Così gli aveva insegnato il «padre»: «non pose, non clamori… azione umile e silenziosa… anima ad anima». E lo faceva con profonda convinzione: «Il carisma dell’Opera è l’amore a Cristo attraverso il servizio ai più poveri, più soli, più abbandonati». Amare è mangiare con chi non ha nulla ed è spogliato anche della dignità, è condividere il boccone amaro del disoccupato, prendere su di sé il pianto del disperato, accogliere le ferite delle famiglie, dare ascolto e protezione a chi è solo. Ciò si può farlo se si è intimamente uniti a Dio nella fede, se si è in contatto con l’amore del Padre. Scriveva: «Il Signore assiste il cuore di ogni uomo e mette in esso per mezzo del suo Spirito Divino impulsi e aspirazioni di verità e di bontà, di amore reciproco».

Una realtà immersa nel contesto fiorentino
Immergersi nella storia dell’Opera Madonnina del Grappa è immergersi nella storia di Firenze, in ciò che più l’ha costituita nel suo umanesimo più vero e recente. C’è, in tutto questo, l’eco di un altro testimone fiorentino della fede e della dignità di ogni persona, don Lorenzo Milani, che attraverso il pane della parola e dell’educazione volle promuovere gli ultimi verso il legittimo godimento dei loro diritti e della piena libertà.

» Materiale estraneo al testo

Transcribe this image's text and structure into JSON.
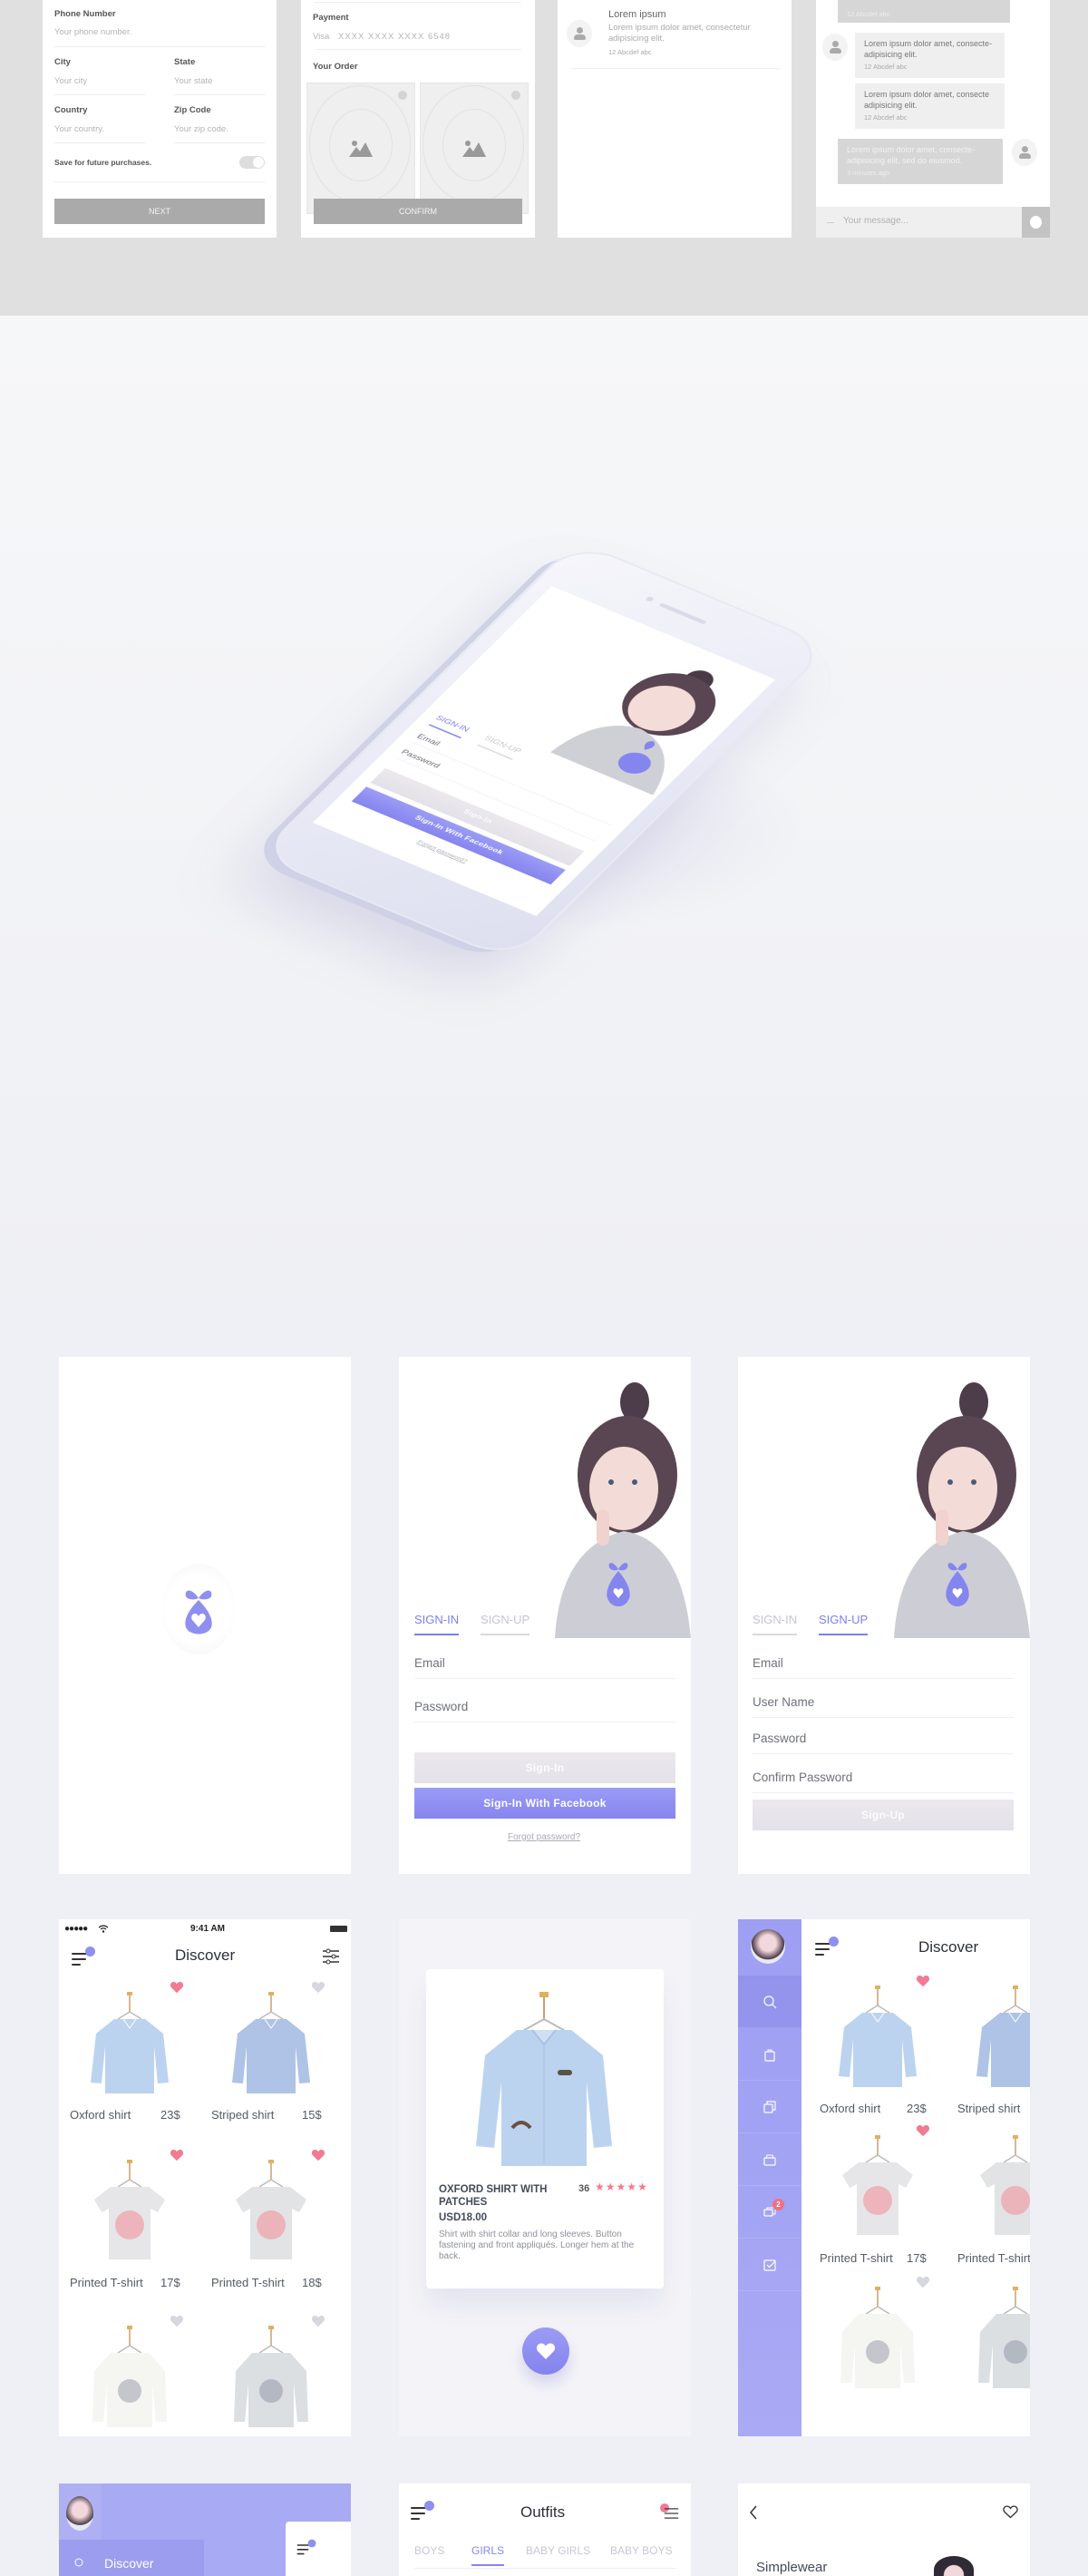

Scriveva un altro prete, amico degli ultimi, «I poveri sono scomodi, ingombranti, suscitano ripulsione intimidiscono. È facile dire una parola gentile a un uomo della nostra condizione…È difficile misurare la profondità del suo dolore e la superficialità del suo piacere. Per conoscere veramente i poveri, per parlarne con competenza, bisognerebbe conoscere il mistero di Dio, che li ha chiamati “beati” riservando loro il suo regno» (Primo Mazzolari, La parola ai poveri). Don Giulio Facibeni, don Corso Guicciardini e l’Opera Madonnina del Grappa, sono entrati in questo mistero di Dio e dell’uomo e ne hanno manifestato le conseguenze. A noi il compito di proseguire nella strada indicataci, sapendo che come è avvenuto per tutti loro, ciò comporta solitudine, avversità, contrasti e opposizione. Chi vive questa carità, inevitabilmente sarà ostacolato e giudicato. Ma, come scrisse don Facibeni a don Corso nella sua lettera testamento, «(…) in ciò dovrai vedere una maggiore conferma delle divine disposizioni a tuo riguardo» (24 novembre 1949).